There is one exception worth noting. Women in that study who couldn’t contract their pelvic floor muscles at all were excluded. For people who genuinely cannot locate or activate the muscles on their own, biofeedback or electrical stimulation guided by a therapist can help establish that initial mind-muscle connection. For everyone else, the exercises themselves are enough.

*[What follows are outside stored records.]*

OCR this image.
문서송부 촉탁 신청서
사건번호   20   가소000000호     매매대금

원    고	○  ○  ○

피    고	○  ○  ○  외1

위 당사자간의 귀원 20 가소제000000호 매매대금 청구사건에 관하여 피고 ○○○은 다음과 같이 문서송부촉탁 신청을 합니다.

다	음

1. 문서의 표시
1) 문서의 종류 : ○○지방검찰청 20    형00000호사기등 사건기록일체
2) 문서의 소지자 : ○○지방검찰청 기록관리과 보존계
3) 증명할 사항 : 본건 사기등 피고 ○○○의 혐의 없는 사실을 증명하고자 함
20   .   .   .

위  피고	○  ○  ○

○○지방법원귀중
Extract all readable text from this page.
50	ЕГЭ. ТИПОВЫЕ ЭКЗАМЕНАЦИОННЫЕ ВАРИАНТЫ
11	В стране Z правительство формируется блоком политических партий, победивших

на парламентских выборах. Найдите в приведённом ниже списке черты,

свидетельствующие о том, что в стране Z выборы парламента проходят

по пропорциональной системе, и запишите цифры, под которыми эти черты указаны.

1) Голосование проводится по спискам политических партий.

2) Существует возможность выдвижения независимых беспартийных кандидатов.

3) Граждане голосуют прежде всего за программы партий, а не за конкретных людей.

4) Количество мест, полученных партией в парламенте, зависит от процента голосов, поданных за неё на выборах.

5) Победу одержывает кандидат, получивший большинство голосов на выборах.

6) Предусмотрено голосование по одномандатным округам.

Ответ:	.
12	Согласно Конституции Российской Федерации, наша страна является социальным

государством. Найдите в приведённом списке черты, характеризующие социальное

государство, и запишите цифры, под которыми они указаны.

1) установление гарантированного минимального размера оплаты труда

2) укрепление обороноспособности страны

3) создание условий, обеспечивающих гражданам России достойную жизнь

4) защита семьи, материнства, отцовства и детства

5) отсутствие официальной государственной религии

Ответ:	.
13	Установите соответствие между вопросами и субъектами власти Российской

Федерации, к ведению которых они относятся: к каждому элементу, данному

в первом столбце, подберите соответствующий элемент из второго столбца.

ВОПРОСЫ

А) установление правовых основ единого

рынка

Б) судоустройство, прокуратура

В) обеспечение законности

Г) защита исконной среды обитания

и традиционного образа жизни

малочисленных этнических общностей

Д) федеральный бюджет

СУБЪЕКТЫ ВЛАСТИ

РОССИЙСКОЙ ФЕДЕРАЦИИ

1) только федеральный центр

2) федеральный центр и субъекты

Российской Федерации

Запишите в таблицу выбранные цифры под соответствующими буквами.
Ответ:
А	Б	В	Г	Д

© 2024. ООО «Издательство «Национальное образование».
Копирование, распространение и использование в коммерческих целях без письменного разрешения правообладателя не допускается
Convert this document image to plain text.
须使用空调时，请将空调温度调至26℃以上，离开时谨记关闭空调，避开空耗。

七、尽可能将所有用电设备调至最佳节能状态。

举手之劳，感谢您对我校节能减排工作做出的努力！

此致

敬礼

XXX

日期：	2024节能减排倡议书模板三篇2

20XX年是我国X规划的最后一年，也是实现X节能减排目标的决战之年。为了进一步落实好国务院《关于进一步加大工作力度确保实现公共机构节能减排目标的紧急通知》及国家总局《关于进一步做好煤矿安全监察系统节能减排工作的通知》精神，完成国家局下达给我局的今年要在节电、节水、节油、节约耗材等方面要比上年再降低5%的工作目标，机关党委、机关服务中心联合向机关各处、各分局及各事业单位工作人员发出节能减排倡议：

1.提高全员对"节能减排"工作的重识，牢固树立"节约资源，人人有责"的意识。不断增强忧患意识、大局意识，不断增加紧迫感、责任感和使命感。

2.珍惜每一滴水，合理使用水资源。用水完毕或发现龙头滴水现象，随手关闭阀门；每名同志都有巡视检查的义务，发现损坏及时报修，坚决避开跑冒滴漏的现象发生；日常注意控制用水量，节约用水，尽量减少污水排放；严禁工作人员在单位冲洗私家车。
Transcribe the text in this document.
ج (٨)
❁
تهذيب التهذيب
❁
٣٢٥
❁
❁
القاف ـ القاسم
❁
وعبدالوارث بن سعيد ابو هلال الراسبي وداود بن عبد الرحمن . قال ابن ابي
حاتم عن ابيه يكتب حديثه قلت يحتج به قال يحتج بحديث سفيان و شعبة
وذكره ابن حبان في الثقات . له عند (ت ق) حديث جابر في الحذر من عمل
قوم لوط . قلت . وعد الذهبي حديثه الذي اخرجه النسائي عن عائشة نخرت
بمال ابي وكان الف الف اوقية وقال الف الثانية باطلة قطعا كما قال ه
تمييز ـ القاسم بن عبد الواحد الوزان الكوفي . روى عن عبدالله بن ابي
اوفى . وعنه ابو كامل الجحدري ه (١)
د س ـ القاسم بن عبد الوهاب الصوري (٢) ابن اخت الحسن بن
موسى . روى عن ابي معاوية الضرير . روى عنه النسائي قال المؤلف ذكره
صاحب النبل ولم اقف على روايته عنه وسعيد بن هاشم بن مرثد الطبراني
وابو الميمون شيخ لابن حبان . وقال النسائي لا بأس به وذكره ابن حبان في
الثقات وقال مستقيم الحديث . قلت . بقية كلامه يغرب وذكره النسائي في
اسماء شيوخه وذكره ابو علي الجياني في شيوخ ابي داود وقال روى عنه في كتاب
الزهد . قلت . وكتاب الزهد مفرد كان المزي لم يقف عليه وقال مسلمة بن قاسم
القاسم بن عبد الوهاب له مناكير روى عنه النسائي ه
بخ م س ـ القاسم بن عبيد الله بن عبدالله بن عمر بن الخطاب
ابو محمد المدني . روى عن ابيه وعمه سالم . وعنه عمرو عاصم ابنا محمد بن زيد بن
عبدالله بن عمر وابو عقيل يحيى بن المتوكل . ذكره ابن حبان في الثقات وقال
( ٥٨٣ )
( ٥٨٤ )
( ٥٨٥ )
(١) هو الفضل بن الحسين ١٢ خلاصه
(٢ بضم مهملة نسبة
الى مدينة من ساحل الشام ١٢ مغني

How Long Until You See Results
Many people notice subtle changes within two weeks of consistent daily practice. Improved bladder control, fewer leaks during a cough or sneeze, or simply a greater awareness of the muscles working. More meaningful improvements typically show up between three and eight weeks. A typical course of pelvic floor physical therapy runs six to eight weeks with one supervised session per week and daily home exercises.
Progress depends heavily on consistency and starting point. Someone with mild postpartum weakness will likely improve faster than someone with long-standing pelvic floor dysfunction. If you’ve been doing Kegels daily for six to eight weeks and notice no change at all, that’s a strong signal to get a professional assessment. You may be doing the exercises incorrectly, targeting the wrong muscles, or dealing with a pelvic floor issue that Kegels alone won’t solve.